Le dollar retient son souffle
La situation reste compliquée sur les marchés. Comme en août, le marché caresse à nouveau l'idée que les banques centrales, Fed en tête, commencent peut-être à s’approcher du point où elles vont (pouvoir) accorder moins de priorité à l'inflation afin d’éviter que la croissance ne s'enfonce trop. Depuis octobre, nous avons assisté à une nouvelle forte correction des tendances haussières des taux (réels), des pressions sur les actifs à risque et un dollar quasi intouchable. Ce dernier s'approche (teste) actuellement plusieurs niveaux techniques importants. Nous examinons cela de plus près dans ce qui suit.
Tout d'abord, les faits (techniques). L'indice DXY pondéré par les échanges commerciaux est passé sous la zone de 105,3/105 (plancher récent, 38 % correction hausse 2021/22). Le feu est au rouge ! Le cours EUR/USD a reconquis la zone de 1,02 (plafond CT, 23,6 % fib, reprise 2021/2022) et le plus haut du mois d'août de 1,0368. 1.0611 constitue la prochaine zone cruciale (38,2% fib 2021/22). Un feu au moins à l’orange. Le plongeon de la paire USD/JPY a été tout aussi spectaculaire. Fin octobre, la question était encore de savoir comment le Japon pourrait enrayer la chute libre du yen au-dessus de USD/JPY 150. Code orange. On peut accorder plus ou moins de poids à l'analyse technique. Dans un cas comme dans l'autre, celle-ci fournit un cadre pour surveiller le sentiment/positionnement de marché dominant (les stop/loss par exemple). La correction du dollar s'explique en partie par le plafonnement/la correction des taux d'intérêt (réels) américains. Les taux d'intérêt sont également en baisse ailleurs qu’en Amérique, mais la Fed se trouve à un stade plus avancé. Au vu de la conjoncture relativement solide outre-Atlantique, c’est elle qui dispose aussi de la plus grande marge de manœuvre pour combattre l'inflation. Face au recul des anticipations en matière de taux (même si la Fed a indiqué qu’elle allait poursuivre son resserrement), une correction n'a rien d’illogique. La question est de savoir si les autres banques centrales (BCE, BoE, RBA, BoC...) feront preuve de plus de détermination que la Fed dans leur combat contre l’inflation.

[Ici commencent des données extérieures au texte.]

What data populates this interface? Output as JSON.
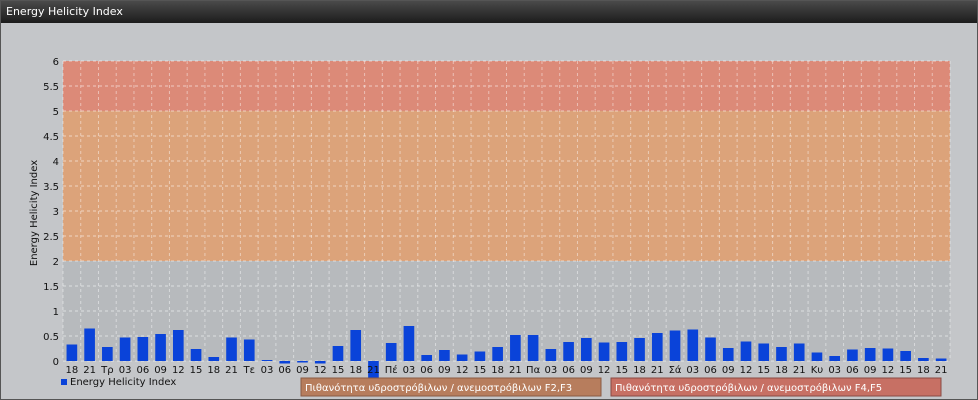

Leur communication ne le montre pas. Il convient également de se demander comment les actifs à risque réagiront à un affaiblissement de la croissance et une inflation toujours largement supérieure à ce à quoi nous nous étions habitués lors des précédentes périodes de ralentissement économique. Dans le passé, un tel contexte d’incertitude a toujours joué en faveur du dollar. À cet égard, nous sommes curieux de voir comment le marché des changes réagira si la baisse des taux d'intérêt ne s’accompagne plus, du moins pendant un temps, d’une reprise sur les marchés boursiers. Cela pourrait remettre le rôle du dollar comme valeur refuge au centre des préoccupations et confirmer notre point de vue selon lequel le marché des taux (américain) s’est déjà largement écarté de la trajectoire de taux de la Fed.
Au jour le jour, c'est le sentiment de marché dominant qui prévaut. Il est peu probable qu'un renversement de tendance se produise du jour au lendemain. Le rapport sur le marché du travail américain (payrolls), qui sera publié tout à l’heure, constitue le prochain point de référence. Il est loin d'être certain qu'il puisse arrêter la correction du dollar dès maintenant. Les indicateurs récents font en effet état d’un essoufflement du marché du travail. Les analystes s'attendent à un ralentissement de la croissance de l'emploi en novembre, de 261 000 à 200 000. Le rapport ADP publié en début de semaine (127 000) pointe des risques de baisse, bien que nous ne soyons pas encore au niveau de 100 000, que le président de la Fed, Jerome Powell, a récemment avancé comme le niveau susceptible d'apporter plus d'équilibre sur un marché du travail en tension. Outre la croissance de l'emploi, nous serons aussi attentifs, en gardant à l'esprit l'analyse livrée par Powell mercredi, à la croissance des salaires (attendue à 0,3 % en glissement mensuel et 4,6 % en glissement annuel). En cas de rapport décevant, le niveau de EUR/USD 1,0611/15 pourrait tout à fait être testé. Cela ne change pour le moment rien à notre opinion selon laquelle la correction, tant des taux d'intérêt que du dollar, est allée assez loin.